Here's my question:
Fireworks are to be launched from a platform at the base of a hill. Using the top of the platform as the origin and taking some measurements, it was determined that the cross-section of the slope of one side of the hill is y=4x-12 If the path of the fireworks is y=-x^2+15x, calculate the point where the fireworks will land on the hill. (Show your work - 3 marks)
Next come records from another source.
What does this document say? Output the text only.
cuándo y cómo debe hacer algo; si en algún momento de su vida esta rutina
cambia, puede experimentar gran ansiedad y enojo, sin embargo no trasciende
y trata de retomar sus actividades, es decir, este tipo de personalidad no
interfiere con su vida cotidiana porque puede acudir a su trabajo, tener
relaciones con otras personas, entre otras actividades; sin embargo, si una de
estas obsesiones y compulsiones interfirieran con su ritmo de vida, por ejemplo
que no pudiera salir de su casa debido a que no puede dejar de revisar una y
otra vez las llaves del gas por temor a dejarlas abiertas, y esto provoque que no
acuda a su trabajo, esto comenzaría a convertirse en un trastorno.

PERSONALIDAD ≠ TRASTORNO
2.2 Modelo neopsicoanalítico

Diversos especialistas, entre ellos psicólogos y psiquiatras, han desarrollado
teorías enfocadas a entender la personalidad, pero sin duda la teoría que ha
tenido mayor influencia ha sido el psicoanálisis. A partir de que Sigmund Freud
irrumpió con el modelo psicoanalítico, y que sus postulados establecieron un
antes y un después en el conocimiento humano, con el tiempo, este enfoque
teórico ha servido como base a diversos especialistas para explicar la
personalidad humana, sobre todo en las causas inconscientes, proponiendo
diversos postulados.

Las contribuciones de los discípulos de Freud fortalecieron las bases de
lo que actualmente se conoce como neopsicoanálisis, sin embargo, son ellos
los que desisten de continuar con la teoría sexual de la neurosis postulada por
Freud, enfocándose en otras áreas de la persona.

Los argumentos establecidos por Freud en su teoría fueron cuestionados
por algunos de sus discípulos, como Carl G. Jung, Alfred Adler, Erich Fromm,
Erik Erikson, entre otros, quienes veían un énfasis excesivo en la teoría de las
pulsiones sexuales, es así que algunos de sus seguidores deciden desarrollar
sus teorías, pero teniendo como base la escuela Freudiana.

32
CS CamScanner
Here's my work on the question:
-x^2+15x=4x-12
x^2-11-12=0
(x-12)(x+1)=0
It needs to be coordinate and can you please show your work for getting the answer,
Thanks you1
To find the point where the fireworks will land on the hill, we need to solve for the x-coordinate from the given equation:
-x^2 + 15x = 4x - 12
Rearranging the equation:
-x^2 + 15x - 4x + 12 = 0
Combining like terms:
-x^2 + 11x + 12 = 0
Now, we will factor this quadratic equation:
(x - 12)(-x - 1) = 0
To find the possible values of x, we set each factor equal to zero:
x - 12 = 0 or -x - 1 = 0
Solving the first equation:
x = 12
Solving the second equation:
-x = 1
x = -1 (multiplying both sides by -1)
So, the possible x-coordinates where the fireworks will land on the hill are x = 12 and x = -1.
To find the corresponding y-coordinate, we substitute these x-values into the equation of the slope of the hill:
y = 4x - 12
For x = 12:
y = 4(12) - 12 = 48 - 12 = 36
For x = -1:
y = 4(-1) - 12 = -4 - 12 = -16
Therefore, the coordinates where the fireworks will land on the hill are (12, 36) and (-1, -16).